Vantage Point sat down with John Winstel, product manager for OmniShield Suite, Vantiv’s enterprise fraud solution for financial institutions, to talk about how Vantiv is working to protect the cardholders of our financial institutions’ customers.
“Vantiv is dedicated to helping defend cardholders against fraud, and the OmniShield Fraud Solution is one way we do that. With the recent EMV liability shift, card authorizations have taken on additional complexity that our fraud experts are prepared to handle. By keeping a close eye on EMV card activities, and partnering with industry leaders in both the U.S. and overseas, we are staying ahead of the ever changing fraud landscape,” Winstel said.
Winstel added that among the billions of transactions processed by Vantiv, three top trends have been observed:
1. An increase in fraudulent activities triggered by the EMV liability shift
- By targeting countries before and after the liability shift, fraudsters tend to ramp up efforts to collect on easy to counterfeit magnetic stripe cards. Until EMV cards and EMV terminals are widely adopted, fraudsters will continue to exploit the weakest security point within each credit card transaction. The U.S. is one of the last countries to roll out EMV cards, and with an estimated 600 million magnetic stripe cards still in circulation,¹ this trend is likely to continue.
2. Decrease in card present payment fraud when EMV is used
- As predicted, when EMV chip cards are used on an EMV payment terminal, fraudulent activity decreases. EMV chip cards use a dynamic system of authentication at the point of sale, making the production of counterfeit cards with EMV chip technology much more difficult. As a result, merchants can safely conclude that an EMV chip card presented for payment in a point of sale transaction is authentic and not counterfeit, and card issuers should similarly experience smaller fraud losses.

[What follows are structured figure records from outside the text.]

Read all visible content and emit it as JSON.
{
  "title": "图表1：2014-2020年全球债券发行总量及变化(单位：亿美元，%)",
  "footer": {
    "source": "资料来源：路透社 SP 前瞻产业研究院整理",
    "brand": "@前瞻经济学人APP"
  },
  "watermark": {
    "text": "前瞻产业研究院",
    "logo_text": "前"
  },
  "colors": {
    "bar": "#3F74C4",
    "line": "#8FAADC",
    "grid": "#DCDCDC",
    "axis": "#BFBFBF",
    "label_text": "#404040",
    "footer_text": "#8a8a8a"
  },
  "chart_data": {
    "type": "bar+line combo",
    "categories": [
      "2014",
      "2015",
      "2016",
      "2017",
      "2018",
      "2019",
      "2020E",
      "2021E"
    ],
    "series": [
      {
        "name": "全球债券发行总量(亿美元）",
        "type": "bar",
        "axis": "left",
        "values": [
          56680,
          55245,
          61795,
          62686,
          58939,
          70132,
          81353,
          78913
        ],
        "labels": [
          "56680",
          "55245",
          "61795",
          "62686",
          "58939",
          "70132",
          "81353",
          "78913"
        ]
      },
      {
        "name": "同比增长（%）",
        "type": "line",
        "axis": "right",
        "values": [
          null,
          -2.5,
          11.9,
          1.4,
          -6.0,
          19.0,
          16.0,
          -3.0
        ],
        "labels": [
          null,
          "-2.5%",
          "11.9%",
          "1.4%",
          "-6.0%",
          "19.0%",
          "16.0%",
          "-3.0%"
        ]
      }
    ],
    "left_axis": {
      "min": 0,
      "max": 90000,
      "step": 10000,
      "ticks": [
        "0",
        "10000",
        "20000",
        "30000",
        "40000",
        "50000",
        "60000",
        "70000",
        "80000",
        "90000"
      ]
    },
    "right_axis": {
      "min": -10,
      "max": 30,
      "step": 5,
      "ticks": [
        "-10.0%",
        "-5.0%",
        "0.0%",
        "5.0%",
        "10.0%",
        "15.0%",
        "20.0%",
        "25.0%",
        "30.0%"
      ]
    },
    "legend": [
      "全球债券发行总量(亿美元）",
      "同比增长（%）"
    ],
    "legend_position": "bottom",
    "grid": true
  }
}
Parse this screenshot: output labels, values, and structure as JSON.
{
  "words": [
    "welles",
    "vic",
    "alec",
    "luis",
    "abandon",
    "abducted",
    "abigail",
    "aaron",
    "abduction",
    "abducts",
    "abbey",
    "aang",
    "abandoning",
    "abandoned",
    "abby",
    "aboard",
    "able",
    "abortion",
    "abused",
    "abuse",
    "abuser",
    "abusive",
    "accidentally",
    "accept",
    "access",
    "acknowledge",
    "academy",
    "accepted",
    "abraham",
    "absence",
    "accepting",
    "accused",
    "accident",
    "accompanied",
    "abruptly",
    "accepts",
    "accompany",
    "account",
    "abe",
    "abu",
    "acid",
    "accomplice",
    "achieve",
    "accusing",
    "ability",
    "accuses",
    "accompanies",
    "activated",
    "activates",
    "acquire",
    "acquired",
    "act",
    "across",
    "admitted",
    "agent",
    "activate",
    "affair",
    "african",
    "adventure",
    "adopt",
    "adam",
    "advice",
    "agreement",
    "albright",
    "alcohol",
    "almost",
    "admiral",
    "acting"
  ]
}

3. Increase in card not present fraud
- As experienced in other countries where EMV technology has been adopted, when card present fraud activity decreases, card not present fraud has increased. This is mostly due to criminals looking for alternate avenues to commit credit card fraud. U.S. merchants lost an average of 1.32 percent of revenue to fraud in 2015, an increase of 94 percent compared with 2014, when the rate was 0.68 percent. Online sales fraud made up 55 percent of the cases merchants experienced in 2015, up 31 percent from the year prior.²
“Vantiv constantly optimizes its fraud system,” said Winstel, offering a few examples of how OmniShield is constantly updating to monitor for suspicious activity to help defend financial institutions’ cardholders against fraud.

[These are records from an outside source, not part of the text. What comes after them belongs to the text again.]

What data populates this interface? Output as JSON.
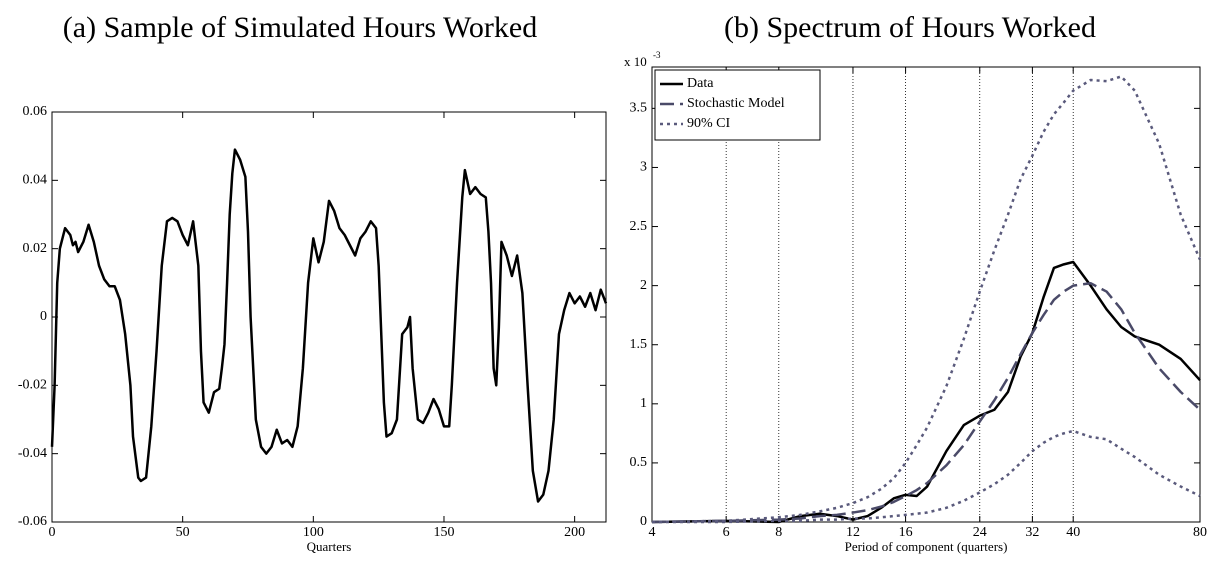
{
  "chart_data": [
    {
      "type": "line",
      "title": "(a) Sample of Simulated Hours Worked",
      "xlabel": "Quarters",
      "xlim": [
        0,
        212
      ],
      "xticks": [
        0,
        50,
        100,
        150,
        200
      ],
      "ylim": [
        -0.06,
        0.06
      ],
      "yticks": [
        -0.06,
        -0.04,
        -0.02,
        0,
        0.02,
        0.04,
        0.06
      ],
      "x": [
        0,
        1,
        2,
        3,
        5,
        7,
        8,
        9,
        10,
        12,
        14,
        16,
        18,
        20,
        22,
        24,
        26,
        28,
        30,
        31,
        33,
        34,
        36,
        38,
        40,
        42,
        44,
        46,
        48,
        50,
        52,
        54,
        56,
        57,
        58,
        60,
        62,
        64,
        65,
        66,
        67,
        68,
        69,
        70,
        72,
        74,
        75,
        76,
        78,
        80,
        82,
        84,
        86,
        88,
        90,
        92,
        94,
        96,
        98,
        100,
        102,
        104,
        106,
        108,
        110,
        112,
        114,
        116,
        118,
        120,
        122,
        124,
        125,
        126,
        127,
        128,
        130,
        132,
        134,
        136,
        137,
        138,
        140,
        142,
        144,
        146,
        148,
        150,
        152,
        153,
        155,
        157,
        158,
        160,
        162,
        164,
        166,
        167,
        168,
        169,
        170,
        171,
        172,
        174,
        176,
        178,
        180,
        182,
        184,
        186,
        188,
        190,
        192,
        194,
        196,
        198,
        200,
        202,
        204,
        206,
        208,
        210,
        212
      ],
      "series": [
        {
          "color": "#000000",
          "dash": "solid",
          "values": [
            -0.038,
            -0.02,
            0.01,
            0.02,
            0.026,
            0.024,
            0.021,
            0.022,
            0.019,
            0.022,
            0.027,
            0.022,
            0.015,
            0.011,
            0.009,
            0.009,
            0.005,
            -0.005,
            -0.02,
            -0.035,
            -0.047,
            -0.048,
            -0.047,
            -0.032,
            -0.01,
            0.015,
            0.028,
            0.029,
            0.028,
            0.024,
            0.021,
            0.028,
            0.015,
            -0.01,
            -0.025,
            -0.028,
            -0.022,
            -0.021,
            -0.015,
            -0.008,
            0.01,
            0.03,
            0.042,
            0.049,
            0.046,
            0.041,
            0.025,
            0.0,
            -0.03,
            -0.038,
            -0.04,
            -0.038,
            -0.033,
            -0.037,
            -0.036,
            -0.038,
            -0.032,
            -0.015,
            0.01,
            0.023,
            0.016,
            0.022,
            0.034,
            0.031,
            0.026,
            0.024,
            0.021,
            0.018,
            0.023,
            0.025,
            0.028,
            0.026,
            0.015,
            -0.005,
            -0.025,
            -0.035,
            -0.034,
            -0.03,
            -0.005,
            -0.003,
            0.0,
            -0.015,
            -0.03,
            -0.031,
            -0.028,
            -0.024,
            -0.027,
            -0.032,
            -0.032,
            -0.02,
            0.01,
            0.035,
            0.043,
            0.036,
            0.038,
            0.036,
            0.035,
            0.025,
            0.01,
            -0.015,
            -0.02,
            -0.003,
            0.022,
            0.018,
            0.012,
            0.018,
            0.007,
            -0.02,
            -0.045,
            -0.054,
            -0.052,
            -0.045,
            -0.03,
            -0.005,
            0.002,
            0.007,
            0.004,
            0.006,
            0.003,
            0.007,
            0.002,
            0.008,
            0.004
          ]
        }
      ]
    },
    {
      "type": "line",
      "title": "(b) Spectrum of Hours Worked",
      "xlabel": "Period of component (quarters)",
      "xscale": "log",
      "grid": "x",
      "legend": "upper left",
      "y_multiplier": "x 10",
      "y_multiplier_exponent": "-3",
      "xlim": [
        4,
        80
      ],
      "xticks": [
        4,
        6,
        8,
        12,
        16,
        24,
        32,
        40,
        80
      ],
      "ylim": [
        0,
        3.85
      ],
      "yticks": [
        0,
        0.5,
        1,
        1.5,
        2,
        2.5,
        3,
        3.5
      ],
      "x": [
        4,
        6,
        8,
        9,
        10,
        11,
        12,
        13,
        14,
        15,
        16,
        17,
        18,
        20,
        22,
        24,
        26,
        28,
        30,
        32,
        34,
        36,
        38,
        40,
        44,
        48,
        52,
        56,
        64,
        72,
        80
      ],
      "series": [
        {
          "name": "Data",
          "color": "#000000",
          "dash": "solid",
          "values": [
            0,
            0.01,
            0.0,
            0.05,
            0.07,
            0.05,
            0.02,
            0.05,
            0.12,
            0.2,
            0.23,
            0.22,
            0.3,
            0.6,
            0.82,
            0.9,
            0.95,
            1.1,
            1.4,
            1.6,
            1.9,
            2.15,
            2.18,
            2.2,
            2.0,
            1.8,
            1.65,
            1.57,
            1.5,
            1.38,
            1.2
          ]
        },
        {
          "name": "Stochastic Model",
          "color": "#4a4a68",
          "dash": "dashed",
          "values": [
            0,
            0.01,
            0.02,
            0.03,
            0.05,
            0.06,
            0.08,
            0.1,
            0.13,
            0.17,
            0.22,
            0.27,
            0.33,
            0.48,
            0.65,
            0.85,
            1.03,
            1.22,
            1.42,
            1.6,
            1.75,
            1.88,
            1.95,
            2.0,
            2.02,
            1.95,
            1.8,
            1.6,
            1.3,
            1.1,
            0.95
          ]
        },
        {
          "name": "90% CI",
          "color": "#5a5a7c",
          "dash": "dotted",
          "values": [
            0,
            0.01,
            0.04,
            0.06,
            0.09,
            0.12,
            0.16,
            0.21,
            0.28,
            0.37,
            0.5,
            0.65,
            0.8,
            1.15,
            1.55,
            1.95,
            2.3,
            2.6,
            2.9,
            3.1,
            3.3,
            3.45,
            3.55,
            3.65,
            3.74,
            3.73,
            3.77,
            3.65,
            3.2,
            2.6,
            2.22
          ],
          "lower": [
            0,
            0.0,
            0.01,
            0.01,
            0.02,
            0.02,
            0.03,
            0.03,
            0.04,
            0.05,
            0.06,
            0.07,
            0.08,
            0.12,
            0.18,
            0.25,
            0.32,
            0.4,
            0.5,
            0.6,
            0.67,
            0.72,
            0.75,
            0.77,
            0.72,
            0.7,
            0.62,
            0.55,
            0.4,
            0.3,
            0.22
          ]
        }
      ]
    }
  ]
}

- Validation of the Authorization Request Cryptogram (ARQC) with all online authorization requests. Validating the ARQC helps to ensure that the card is authentic and not a counterfeit.
- Monitoring the Application Transaction Counter (ATC), the counter that increases with each EMV transaction. A decrease or a large increase in this counter may indicate fraudulent activity on the card.
- Monitoring for transactions on EMV cards and terminals that fallback to magstripe
- Updating the Vantiv fraud model and fraud scoring techniques to include additional components that are associated with EMV transactions.
- Applying fraud strategies that are currently used for card present transactions to EMV card present transactions.
“These are just some of the ways that our systems provide a critical component to protecting financial institutions and their cardholders,” Winstel concluded.